I had heard a lot about The Dead Zone (1983) on blogs and podcasts and things, but I hadn’t caught on to one important fact - Christopher Walken stars. Once I realized that I queued it right up. So we’re sort of having a not-very-good Stephen King film festival.
It starts out with Walken teaching school - he’s reading Poe and assigning “The Legend of Sleepy Hollow” to his class, then going out on an amusement park date with his girlfriend Brooke Adams. Afterwards, she invites him to stay the night, but he declines - waiting until after they are married. I am sure at this point that she is a goner, but it turns out worse.
On the way home, he hits a milk truck that had jack-knifed on the road - Milk and blood on the highway. What is it with King and trucks? Was he prescient? Anyway, when he comes to in the hospital, Dr. Herbert Lim lets him know he’s been in a coma for five years. His religious mother tells him that Adams is married with a child. Bet he wishes he’d stayed the night now.
Then he takes a nurse’s hand and sees a vision of her daughter in a fire. He urges her to rush home, and she makes it in time to save her.

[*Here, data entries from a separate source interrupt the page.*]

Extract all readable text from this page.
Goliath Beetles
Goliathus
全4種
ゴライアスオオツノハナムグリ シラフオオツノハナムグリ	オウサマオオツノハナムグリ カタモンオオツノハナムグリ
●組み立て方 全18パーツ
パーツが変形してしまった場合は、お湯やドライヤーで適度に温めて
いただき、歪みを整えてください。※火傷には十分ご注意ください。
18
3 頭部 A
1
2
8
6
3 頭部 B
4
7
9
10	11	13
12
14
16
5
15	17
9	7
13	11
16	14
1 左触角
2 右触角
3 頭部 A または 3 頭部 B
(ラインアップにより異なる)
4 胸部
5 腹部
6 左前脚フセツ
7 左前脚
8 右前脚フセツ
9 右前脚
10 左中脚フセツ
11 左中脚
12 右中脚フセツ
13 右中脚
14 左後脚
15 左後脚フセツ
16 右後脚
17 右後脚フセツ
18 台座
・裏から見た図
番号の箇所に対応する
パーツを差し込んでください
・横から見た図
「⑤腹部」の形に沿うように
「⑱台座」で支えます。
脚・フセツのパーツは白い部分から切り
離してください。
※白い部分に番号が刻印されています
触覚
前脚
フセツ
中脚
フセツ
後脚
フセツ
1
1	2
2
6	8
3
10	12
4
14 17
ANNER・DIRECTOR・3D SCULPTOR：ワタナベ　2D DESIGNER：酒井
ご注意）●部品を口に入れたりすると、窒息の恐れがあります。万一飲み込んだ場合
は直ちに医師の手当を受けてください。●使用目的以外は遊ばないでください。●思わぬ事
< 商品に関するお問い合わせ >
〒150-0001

Word gets around about his gift, but he can’t control it, and it seems to be draining him. He is called in to help the police track down the Castle Rock killer (this version of Castle Rock is in New Hampshire, I think). He catches him, but gets shot. So now he’s psychically drained and wounded in the leg. Then he has a serious vision and needs to do something radical.
This is directed by David Cronenberg, but there is really no body horror - very little gore at all. It has a nice rural Northeast flavor to it, almost like Something Wicked This Way Comes. Some of the creepiest parts were in the beginning, where Christopher Walken is smiling and relaxed. [Shiver.] Once he gets all tortured and twitchy, he’s much easier to take.